IF EVER there was just reward it should come to Kooweerup and district residents and probably has.
News this week that their hospital will undergo a major redevelopment, to my way of thinking, results from the fact that Kooweerup people would not let their hospital die.
The redevelopment will make way for wideranging health care and this is wonderful news for people in a rural community. We saw hospitals across the state, such as Pakenham and almost Berwick, close their doors, overwhelmed by financial burden and lack of government support, but Kooweerup people managed to hang on one way or another.
I recall one influential resident telling me that they would not let the hospital close and they didn’t.
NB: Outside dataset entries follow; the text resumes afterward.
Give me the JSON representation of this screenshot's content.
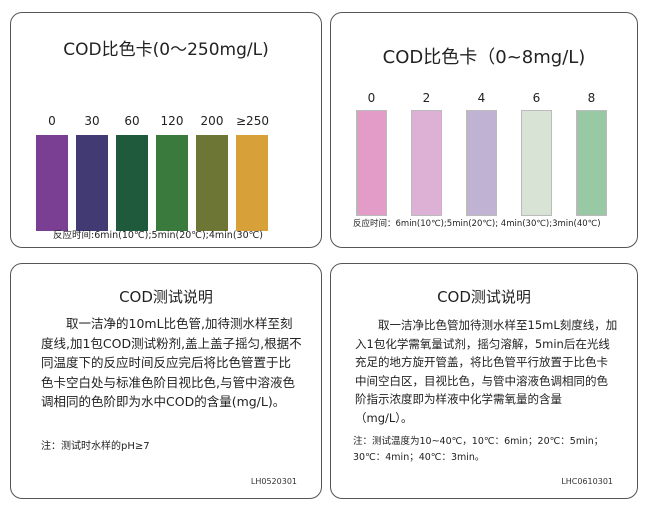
{
  "card_high": {
    "title": "COD比色卡(0～250mg/L)",
    "swatches": [
      {
        "label": "0",
        "color": "#7a3f93"
      },
      {
        "label": "30",
        "color": "#423a72"
      },
      {
        "label": "60",
        "color": "#1f5a3c"
      },
      {
        "label": "120",
        "color": "#3a7a3c"
      },
      {
        "label": "200",
        "color": "#6e7636"
      },
      {
        "label": "≥250",
        "color": "#d8a038"
      }
    ],
    "reaction_time": "反应时间:6min(10℃);5min(20℃);4min(30℃)"
  },
  "card_low": {
    "title": "COD比色卡（0~8mg/L)",
    "swatches": [
      {
        "label": "0",
        "color": "#e39cc8"
      },
      {
        "label": "2",
        "color": "#ddb0d6"
      },
      {
        "label": "4",
        "color": "#c0b2d2"
      },
      {
        "label": "6",
        "color": "#d8e3d6"
      },
      {
        "label": "8",
        "color": "#98c8a4"
      }
    ],
    "reaction_time": "反应时间：6min(10℃);5min(20℃); 4min(30℃);3min(40℃)"
  },
  "instr_left": {
    "title": "COD测试说明",
    "body": "取一洁净的10mL比色管,加待测水样至刻度线,加1包COD测试粉剂,盖上盖子摇匀,根据不同温度下的反应时间反应完后将比色管置于比色卡空白处与标准色阶目视比色,与管中溶液色调相同的色阶即为水中COD的含量(mg/L)。",
    "note": "注：测试时水样的pH≥7",
    "code": "LH0520301"
  },
  "instr_right": {
    "title": "COD测试说明",
    "body": "取一洁净比色管加待测水样至15mL刻度线，加入1包化学需氧量试剂，摇匀溶解，5min后在光线充足的地方旋开管盖，将比色管平行放置于比色卡中间空白区，目视比色，与管中溶液色调相同的色阶指示浓度即为样液中化学需氧量的含量（mg/L）。",
    "note": "注：测试温度为10~40℃，10℃：6min；20℃：5min；30℃：4min；40℃：3min。",
    "code": "LHC0610301"
  }
}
Partly because of an overflow from the lingering delays in building the Casey Hospital when it took up the slack, but mostly because of undying community support.
We saw a change in name to Kooweerup Regional Health Service, and, to me, dropping the word hospital from the name was the thin edge of the wedge, but we can now use the word unashamedly because it will have 18 acute hospital beds.
It will be the centre of health services radiating out into the community and will be the staging point for those in need of more urgent care available at Casey Hospital.
A warm and fuzzy feeling comes from the knowledge that so many people in the area will work so hard to retain such desperately needed services.
Such costly facilities are difficult to maintain in outer areas, but people still have the same health needs, compounded by isolation.